Nous voguions depuis Khartoum entre deux rives basses qui permettent de découvrir dans leur immensité les plaines déroulées à perte de vue des deux côtés. J'eus le même spectacle toute la journée du 14. De grands troupeaux de chameaux venaient boire au fleuve. Vers la fin du jour, la nature changea et prit un grand caractère. Le Nil incline brusquement du sud au nord-est, et s'engouffre plutôt qu'il ne se resserre entre deux chaînes de montagnes granitiques entièrement nues et de l'aspect le plus sauvage. Surgissant tout à coup du sein des plaines, ces montagnes sont moins hautes en réalité qu'elles ne le paraissent par comparaison: le pic principal, Djebel-Rayan, n'a pas 700 pieds de haut; mais son isolement double et triple ses dimensions véritables. Seul entre tous les autres, il est boisé, couvert d'une riche végétation, et son som

met offre un belvédère dont rien n'égale la mélancolique grandeur: car de là, panorama sublime, l'œil voit fuir le Nil à travers les rochers, et plane aussi loin qu'il peut porter sur cette Ile de Méroé, qui réveille tant de souvenirs.

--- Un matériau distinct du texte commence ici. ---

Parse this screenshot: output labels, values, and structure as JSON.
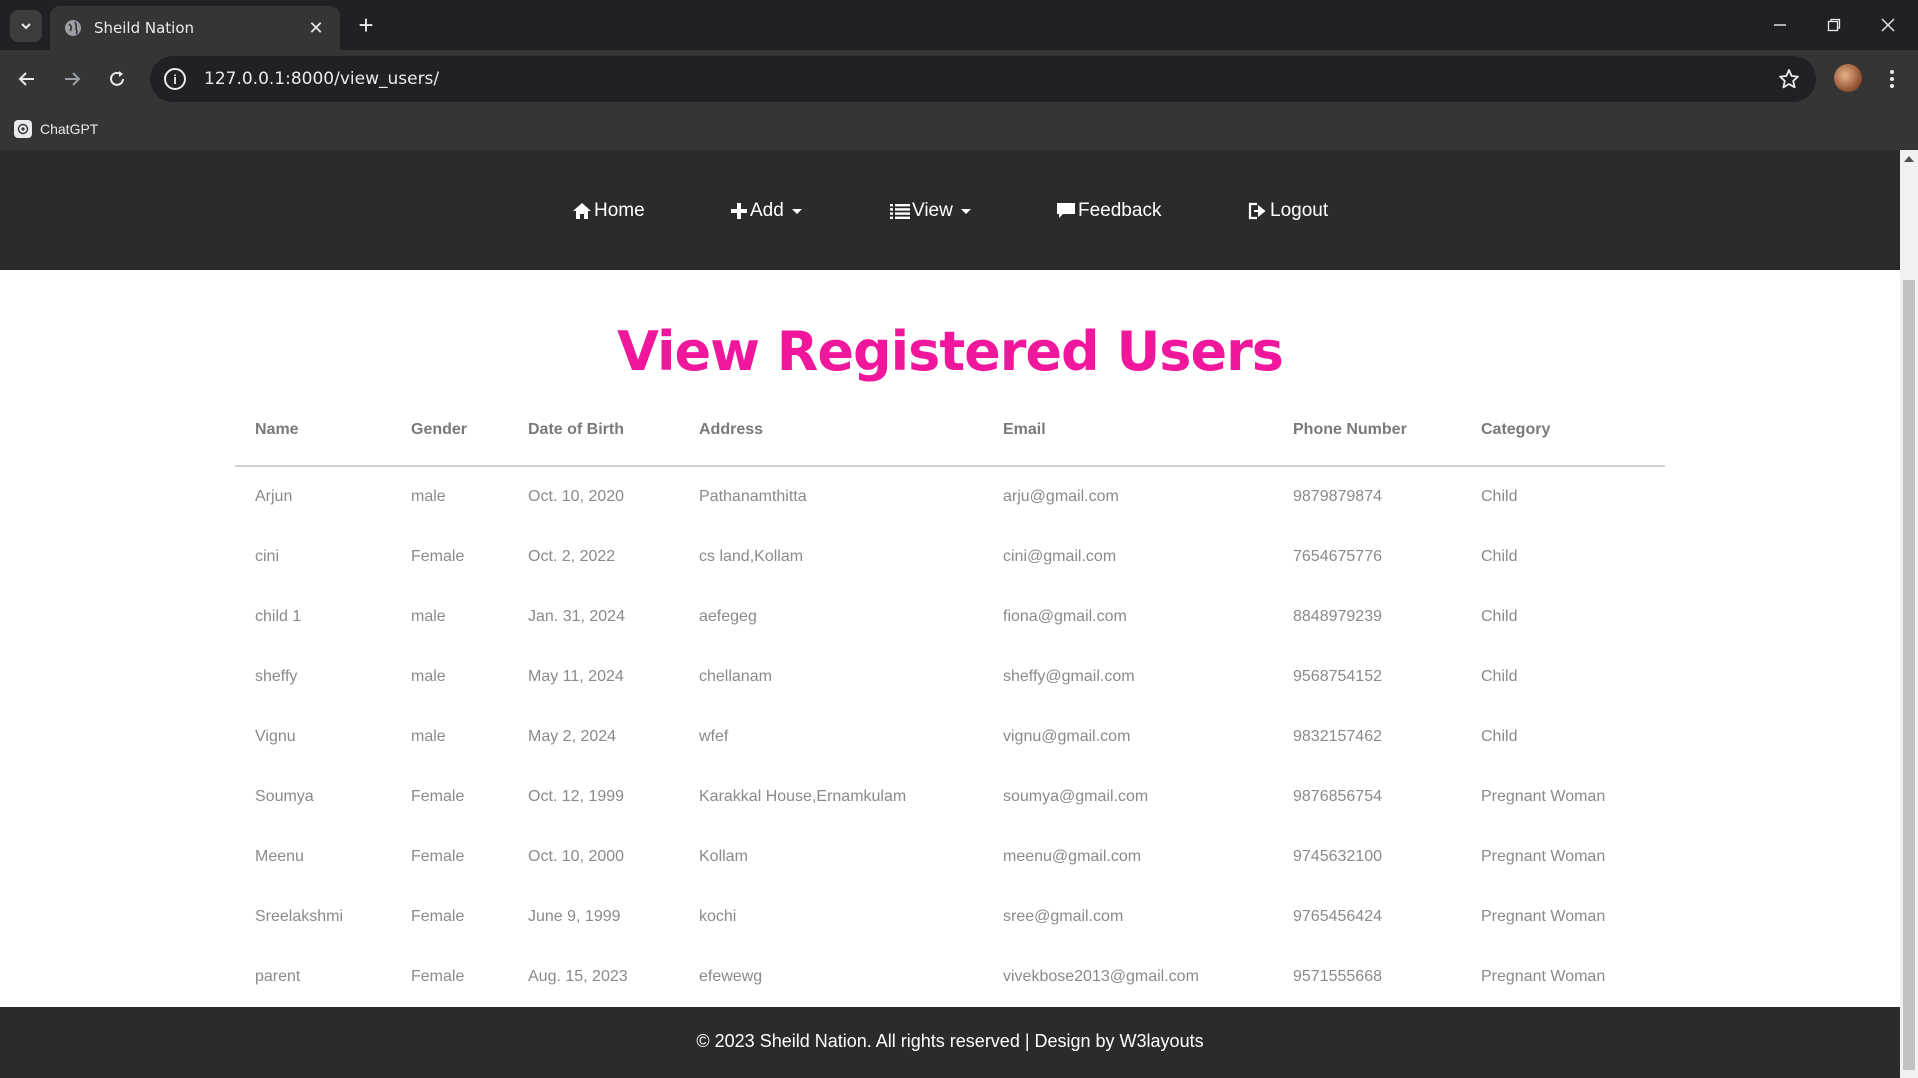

On a devant soi le désert de Naga jusqu'au Djebel-Ardan, où florissait jadis une ville dont le nom même est perdu, mais dont quelques tronçons de colonnes, quelques pans de murs écroulés, des sculptures aux trois quarts effacées, des basreliefs mutilés, des statues enterrées dans les sables, attestent encore l'existence; plus loin sont les temples presque entièrement disparus de Messaourat, qui furent le collége, le Vatican de ces prêtres redoutables, sous l'empire desquels tremblait l'antique Éthiopie. La tradition musulmane, conforme sur ce point à l'histoire, dit que de saints et puissants fakihs faisaient leur résidence dans ce lieu vénéré et lui ont laissé leur nom. Les hyènes et les chacals l'habitent seuls aujourd'hui. Plus loin encore sont d'autres ruines, d'autres temples renversés, d'autres cités évanouies comme celle de Naga, des portiques à moitié tombés, des autels sans dieux, sans idoles, des fondations méconnaissables, des puits creusés dans le roc par la main de générations inconnues et desséchés depuis des siècles, mille vestiges enfin d'une civilisation mystérieuse, descendue, pour

n'en jamais sortir, dans les abîmes du silence et de l'oubli.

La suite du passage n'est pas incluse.